From the center of two enormous roots, mounds of soil and rock began to crumble forward. In predatory stealth, a hideously disfigured arm whipped out of the damp hole and wrapped its long, black fingers around a bone. There was a rustling of dead leaves as it slithered back down into its hellish lair.

Michael took a careful step backwards, and heard a deep, subterranean moan shudder beneath his feet.

Suddenly, the ground swelled and shot a vile plume of stinking dust ten feet into the air. A gigantic head, riddled with skittering insects, spun in his direction. Its thickly corded neck was covered in wet moss. Vacant eyes dripped with stagnant water. When it snapped open its jaws, a break in the clouds above Michael’s head revealed red gums punctured with fangs.

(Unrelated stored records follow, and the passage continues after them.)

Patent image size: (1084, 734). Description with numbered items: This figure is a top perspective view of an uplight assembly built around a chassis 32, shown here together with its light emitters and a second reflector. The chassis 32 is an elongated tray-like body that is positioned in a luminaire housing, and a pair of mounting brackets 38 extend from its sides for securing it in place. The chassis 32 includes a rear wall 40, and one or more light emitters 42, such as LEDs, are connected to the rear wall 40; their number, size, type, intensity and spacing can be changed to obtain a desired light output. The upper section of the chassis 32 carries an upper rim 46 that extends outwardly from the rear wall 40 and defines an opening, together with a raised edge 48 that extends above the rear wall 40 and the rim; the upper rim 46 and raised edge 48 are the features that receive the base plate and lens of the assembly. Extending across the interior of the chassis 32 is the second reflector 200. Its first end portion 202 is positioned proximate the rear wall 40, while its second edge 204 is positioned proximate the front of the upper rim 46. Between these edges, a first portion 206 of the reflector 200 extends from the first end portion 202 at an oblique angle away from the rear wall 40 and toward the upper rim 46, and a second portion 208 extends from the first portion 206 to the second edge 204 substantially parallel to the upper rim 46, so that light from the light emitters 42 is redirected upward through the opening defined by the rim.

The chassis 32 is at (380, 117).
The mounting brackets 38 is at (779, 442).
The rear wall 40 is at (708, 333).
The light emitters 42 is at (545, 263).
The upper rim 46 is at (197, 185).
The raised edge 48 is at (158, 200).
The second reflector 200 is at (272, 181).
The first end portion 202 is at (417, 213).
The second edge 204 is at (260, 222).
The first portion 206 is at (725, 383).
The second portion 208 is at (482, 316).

Michael was stunned to silence.

“Mother?” the creature wailed, exhaling noxious gases. “Mother? Have you come back for me?” Michael screamed and clawed desperately at his face, choking on the toxic fumes blown from the creature’s gaping mouth. In a blind panic, he tripped over a half-sunken tombstone.

“Oh, God! Please, I don’t want to die.” He curled himself into a ball and sobbed.

The creature began to drag itself closer.

“Michael!” Felicity’s voice rang out unexpectedly. “Oh, no! Why did you follow me here?”

“Felicity, run,” he tried, but couldn’t quite catch his breath. “It’ll kill you too.” He slowly rolled over on his back.

“Michael,” she said sadly. “My child couldn’t harm me. I’m immune.”

Michael’s body was swelling from the inhaled poison. He didn’t have much longer.

“That monster is your child?” He strained, uttering his last words.

Felicity collapsed to her knees, and gently stroked her brother’s face. “I’m so sorry, Michael.”

“Mother,” the creature called. “I hunger.”

“Hush now, baby!” Felicity ordered, wiping away tears. “Momma has work to do.” She composed herself and withdrew a sharp dagger from a leather sheath strapped to her leg. “You’ll have more than enough to eat.”

She screamed when she brought the knife down into her brother’s chest.